É claro que sei que esses que tomaram de assalto o governo – pela fraude de 2018 – não farão jamais isso que proponho (outros partidos de nosso campo de esquerda como o PCdoB, PT e PSOL também apresentaram propostas semelhantes e até mais detalhadas; aqui eu apenas as complemento). Eles adotarão o que é de praxe em todas as crises: arrebentar no lombo dos/as trabalhadores todo o custo da crise, salvando os bancos e as empresas em geral. Mas, o mundo de hoje não é mais o de 2008. Já não será possível ajudar apenas os de cima, sem apresentar nenhum auxílio aos de baixo.
Não tenho dúvida alguma: o sistema capitalista só gerou pobreza, concentração de renda para os ricos e miséria para os trabalhadores. Apenas o socialismo poderá modificar isso tudo.

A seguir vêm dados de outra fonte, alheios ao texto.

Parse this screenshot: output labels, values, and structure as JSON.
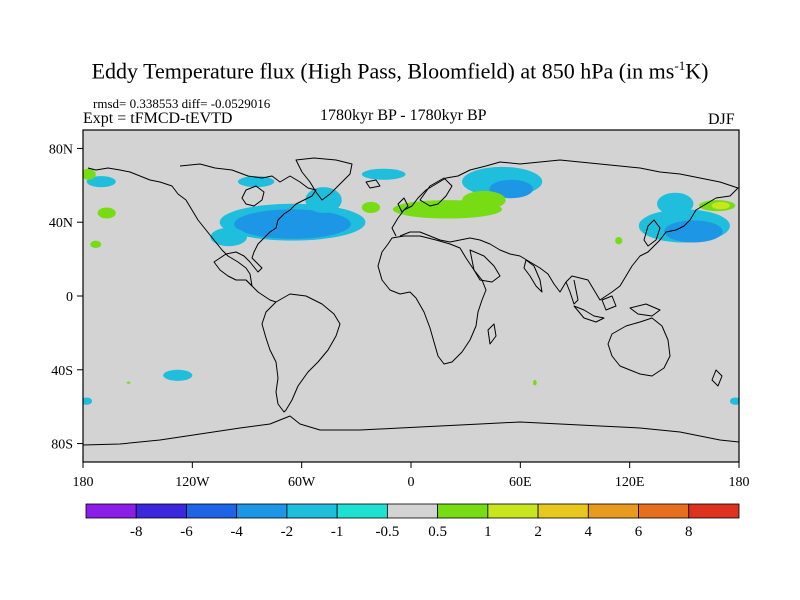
{
  "title": {
    "main": "Eddy Temperature flux (High Pass, Bloomfield) at 850 hPa (in ms",
    "sup": "-1",
    "end": "K)"
  },
  "stats": "rmsd= 0.338553  diff= -0.0529016",
  "expt": "Expt = tFMCD-tEVTD",
  "period": "1780kyr BP - 1780kyr BP",
  "season": "DJF",
  "map": {
    "projection": "cylindrical-equidistant",
    "lon_range": [
      -180,
      180
    ],
    "lat_range": [
      -90,
      90
    ],
    "background_color": "#d3d3d3",
    "coastline_color": "#000000",
    "x_ticks": [
      {
        "lon": -180,
        "label": "180"
      },
      {
        "lon": -120,
        "label": "120W"
      },
      {
        "lon": -60,
        "label": "60W"
      },
      {
        "lon": 0,
        "label": "0"
      },
      {
        "lon": 60,
        "label": "60E"
      },
      {
        "lon": 120,
        "label": "120E"
      },
      {
        "lon": 180,
        "label": "180"
      }
    ],
    "y_ticks": [
      {
        "lat": 80,
        "label": "80N"
      },
      {
        "lat": 40,
        "label": "40N"
      },
      {
        "lat": 0,
        "label": "0"
      },
      {
        "lat": -40,
        "label": "40S"
      },
      {
        "lat": -80,
        "label": "80S"
      }
    ]
  },
  "colorbar": {
    "colors": [
      "#8a1ee6",
      "#3c28dc",
      "#1e64e6",
      "#1e96e6",
      "#1ebedc",
      "#1ee1d2",
      "#d3d3d3",
      "#78dc14",
      "#c8e61e",
      "#e6c81e",
      "#e69b1e",
      "#e66e1e",
      "#dc321e"
    ],
    "labels": [
      "-8",
      "-6",
      "-4",
      "-2",
      "-1",
      "-0.5",
      "0.5",
      "1",
      "2",
      "4",
      "6",
      "8"
    ]
  },
  "anomaly_regions": [
    {
      "name": "north-atlantic-core",
      "level": "-4",
      "lon": -70,
      "lat": 38,
      "rx": 20,
      "ry": 5
    },
    {
      "name": "north-atlantic-outer",
      "level": "-1",
      "lon": -65,
      "lat": 40,
      "rx": 40,
      "ry": 10
    },
    {
      "name": "north-atlantic-mid",
      "level": "-2",
      "lon": -65,
      "lat": 39,
      "rx": 32,
      "ry": 8
    },
    {
      "name": "labrador-arm",
      "level": "-1",
      "lon": -48,
      "lat": 52,
      "rx": 10,
      "ry": 7
    },
    {
      "name": "west-atlantic-tail",
      "level": "-1",
      "lon": -100,
      "lat": 32,
      "rx": 10,
      "ry": 5
    },
    {
      "name": "hudson-band",
      "level": "-1",
      "lon": -85,
      "lat": 62,
      "rx": 10,
      "ry": 3
    },
    {
      "name": "arctic-strip",
      "level": "-1",
      "lon": -15,
      "lat": 66,
      "rx": 12,
      "ry": 3
    },
    {
      "name": "barents-outer",
      "level": "-1",
      "lon": 50,
      "lat": 62,
      "rx": 22,
      "ry": 8
    },
    {
      "name": "barents-core",
      "level": "-2",
      "lon": 55,
      "lat": 58,
      "rx": 12,
      "ry": 5
    },
    {
      "name": "north-pacific-outer",
      "level": "-1",
      "lon": 150,
      "lat": 38,
      "rx": 25,
      "ry": 9
    },
    {
      "name": "north-pacific-mid",
      "level": "-2",
      "lon": 155,
      "lat": 35,
      "rx": 16,
      "ry": 6
    },
    {
      "name": "okhotsk-outer",
      "level": "-1",
      "lon": 145,
      "lat": 50,
      "rx": 10,
      "ry": 6
    },
    {
      "name": "alaska-patch",
      "level": "-1",
      "lon": -170,
      "lat": 62,
      "rx": 8,
      "ry": 3
    },
    {
      "name": "south-pacific",
      "level": "-1",
      "lon": -128,
      "lat": -43,
      "rx": 8,
      "ry": 3
    },
    {
      "name": "south-atlantic-edge",
      "level": "-1",
      "lon": -178,
      "lat": -57,
      "rx": 3,
      "ry": 2
    },
    {
      "name": "south-indian-edge",
      "level": "-1",
      "lon": 178,
      "lat": -57,
      "rx": 3,
      "ry": 2
    },
    {
      "name": "europe-band",
      "level": "0.5",
      "lon": 20,
      "lat": 47,
      "rx": 30,
      "ry": 5
    },
    {
      "name": "siberia-patch",
      "level": "0.5",
      "lon": 40,
      "lat": 52,
      "rx": 12,
      "ry": 5
    },
    {
      "name": "mid-atlantic-patch",
      "level": "0.5",
      "lon": -22,
      "lat": 48,
      "rx": 5,
      "ry": 3
    },
    {
      "name": "pacific-green-west",
      "level": "0.5",
      "lon": -167,
      "lat": 45,
      "rx": 5,
      "ry": 3
    },
    {
      "name": "pacific-green-south",
      "level": "0.5",
      "lon": -173,
      "lat": 28,
      "rx": 3,
      "ry": 2
    },
    {
      "name": "alaska-green",
      "level": "0.5",
      "lon": -177,
      "lat": 66,
      "rx": 4,
      "ry": 3
    },
    {
      "name": "kamchatka-green",
      "level": "0.5",
      "lon": 168,
      "lat": 49,
      "rx": 10,
      "ry": 3
    },
    {
      "name": "kamchatka-yellow",
      "level": "1",
      "lon": 170,
      "lat": 49,
      "rx": 5,
      "ry": 2
    },
    {
      "name": "korea-green",
      "level": "0.5",
      "lon": 114,
      "lat": 30,
      "rx": 2,
      "ry": 2
    },
    {
      "name": "south-africa-green",
      "level": "0.5",
      "lon": 68,
      "lat": -47,
      "rx": 1,
      "ry": 1.5
    },
    {
      "name": "south-pacific-dot",
      "level": "0.5",
      "lon": -155,
      "lat": -47,
      "rx": 1,
      "ry": 0.6
    }
  ]
}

E, mais do que nunca, agora é o momento de levantarmos bem alto essa bandeira.
Em tempo: vejam que não apresentei nada relacionados com as medidas de prevenção e tratamento da doença, por não ser da área e pelo fato que isso demandaría mais textos pelos quais não tenho domínio e não é tema deste trabalho.
* Sociólogo, professor universitário (aposentado), autor e coautor de 13 livros, atualmente exerce a função de analista internacional, sendo comentaristas em canais de TV por streaming.